Глубь, черно, лохмато: лог, в логу - лес. Сквозь черное - высоко над головой монастырские белые стены с зубцами, над зубцами - звезды. И слышно: там под стеной сторож в доску тукает.
У сторожа у этого - ключ от монастырских ворот: Сикидину через Дуняшку-просвирню очень хорошо все известно. Только бы теперь этот самый ключ как-нибудь - и ночным бытом так бы все оборудовали тихо-благородно. Ведь днем если - так беспокойства, крику не оберешься...
И назад, в темь, Сикидин очень строго:
- Чтоб физически зря не бить и не лезть дуром, а все - согласно постановленью...- По шепоту слышно: брови у Сикидина насуплены, а самого не видать - одни в темноте зубы.
Покамест еще в селе на сходе кулижились, приговор писали, солдат Сикидин так, на запятках был: главный, конечно, Зиновей Лукич, язычных дел мастер. Ну, а теперь, как до дела дошло, тут как-то само собой, что Сикидин - главнокомандующий, и перед ним сжимается Зиновей Лукич, а уж про старика Онисима и говорить нечего: на всякое слово сикидинское - ротик оником, и все свое - "О? Во-от!"
Взобрались кверху, к зубцам. И вот у стены костерок красный, у костра - красная собака, вниз-вверх, мигнет-потухнет, и красный мужик - обхватил колени, в коленях ружье.
- Господе Исусе Христе, Сыне Божий...- набочок желтая головка Зиновей-Лукичева, и уж такой будто пригорбый, такой прихворый.- К матушке игуменье мы насчет, стало быть, этого... дровец... Да вот припоздали... Ну-ну-ну, собачка! Да Господь с тобой, собачка, что ты, что ты, собачка!
- Цыц, Белка, сядь!
На ошейнике - красная сторожена рука. Рука - шестипалая, шестой палец на отлете, упорный и твердый - кочетиная шпора, и мельтешатся в красном свете, тут-там мигают, торопятся желтые Зиновей-Лукичевы ручки, вокруг сторожа, Белки - паутину плетут: тоненькая - и не видать глазом.
Про какую-то собаку генеральскую, про Серафима Саровского. Напакостила собака на паперти, а он батюшка, жезлом своим святительским тут же на паперти ее и прогвоздил. А вот тоже в Нил-Столбенском скиту кобель причастие проглотил, и в ту пору ж у кобеля - морда человечья, и говорит кобель тот самый...
Обметало паутиной. Кочетиный палец не шевелится. Белка морду положила на передние лапы, глаза зажмурила...
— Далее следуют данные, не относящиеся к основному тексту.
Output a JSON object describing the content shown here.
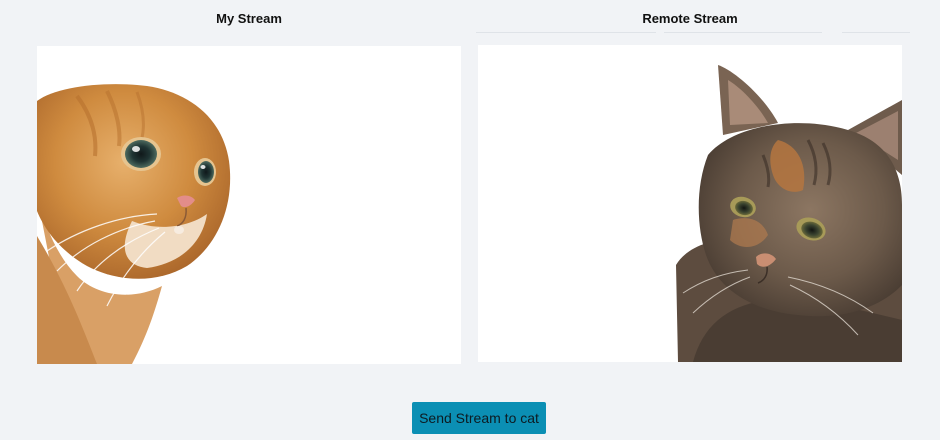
{
  "streams": {
    "local": {
      "title": "My Stream",
      "video_content": "surprised-orange-cat"
    },
    "remote": {
      "title": "Remote Stream",
      "video_content": "sad-tabby-cat"
    }
  },
  "actions": {
    "send_label": "Send Stream to cat"
  },
  "colors": {
    "page_background": "#f1f3f6",
    "video_background": "#ffffff",
    "button_background": "#0b8fb4",
    "button_text": "#0d1b22"
  }
}
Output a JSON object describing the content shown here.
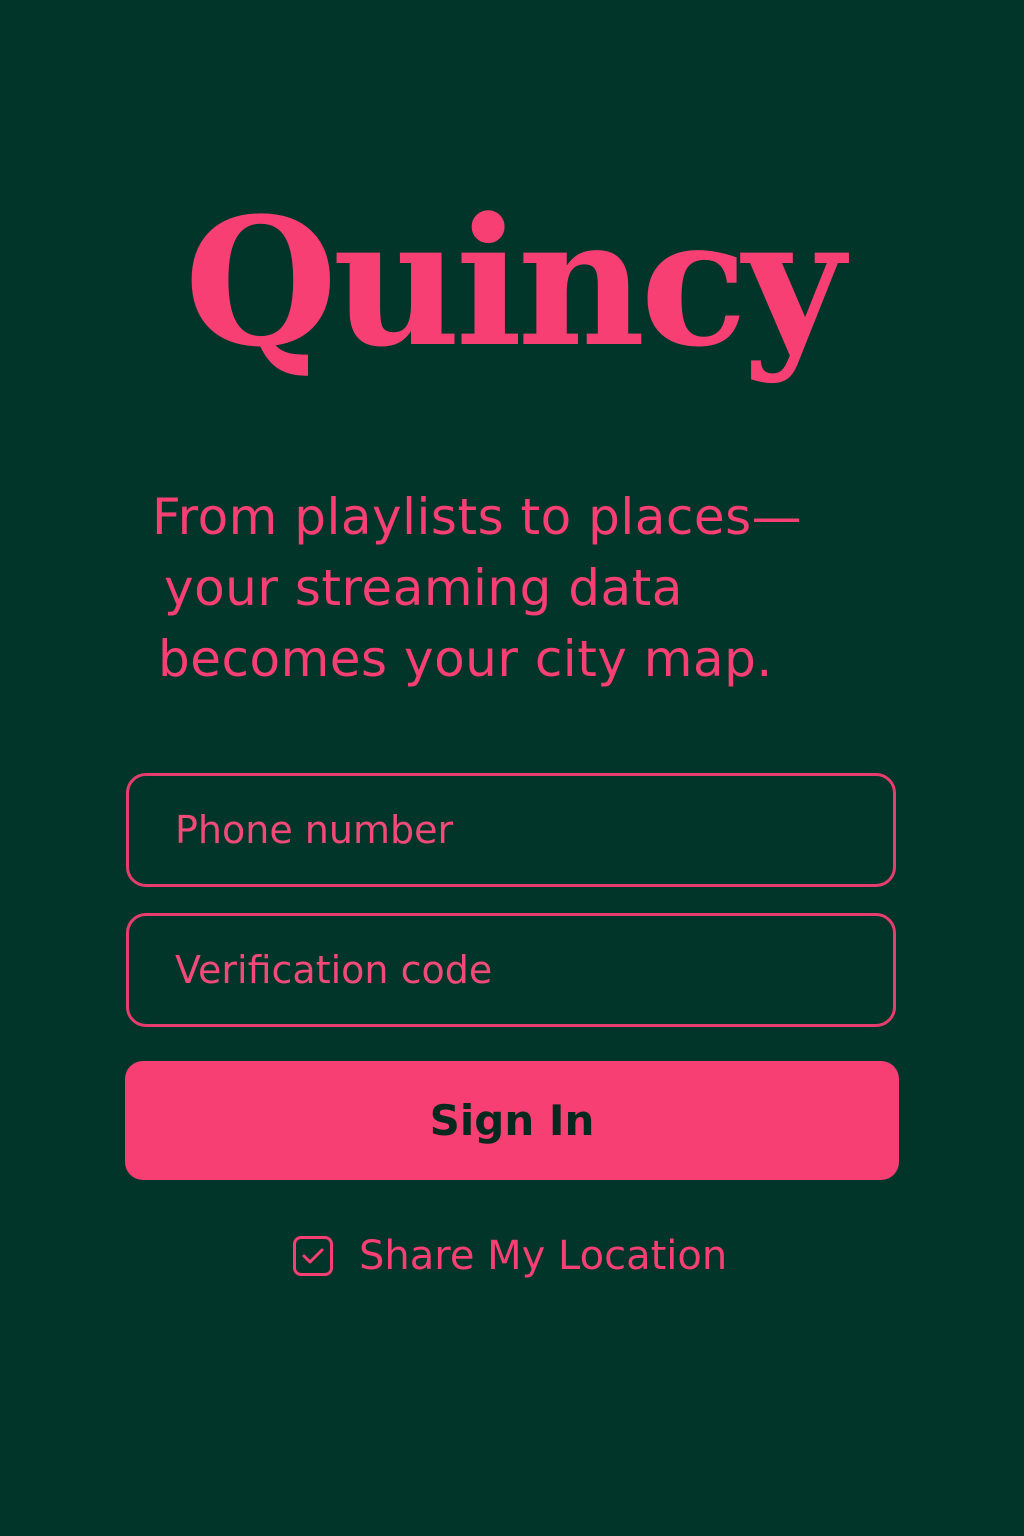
{
  "app": {
    "name": "Quincy"
  },
  "tagline": {
    "line1": "From playlists to places—",
    "line2": "your streaming data",
    "line3": "becomes your city map."
  },
  "form": {
    "phone_placeholder": "Phone number",
    "phone_value": "",
    "code_placeholder": "Verification code",
    "code_value": "",
    "sign_in_label": "Sign In",
    "share_location_label": "Share My Location",
    "share_location_checked": true
  },
  "colors": {
    "background": "#01352a",
    "accent": "#f73f73",
    "button_text": "#06291f"
  },
  "icons": {
    "checkbox": "checkbox-checked-icon"
  }
}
- Пойти хворосту, что ли, подкинуть...- потянулся Сикидин, встал лениво. Исподлобья желтым глазом проводила его Белка и исподлобья - Зиновей Лукич.
- И говорит кобель тот самый: правосла... православные...
Зашелся дух у Зиновей Лукича: "Владычица... Сподручница грешных, помоги!" Увидал сзади над сторожем сикидинские зубы.
Раз! - сверкнули зубы - глухо мукнул, как бык, сторож - и на земле, с сикидинским гарусным шарфом во рту.
Взвизгнула, взвилась Белка - Сикидина в руку. Ткнул Сикидин ножом, вытер об траву, затихла Белка.
Из лога вылез месяц, посинелый, тоненький, будто на одном снятом молоке рос. Вылез - и скорее вверх по ниточке - от греха подальше, и на самом верхотурье ножки поджал.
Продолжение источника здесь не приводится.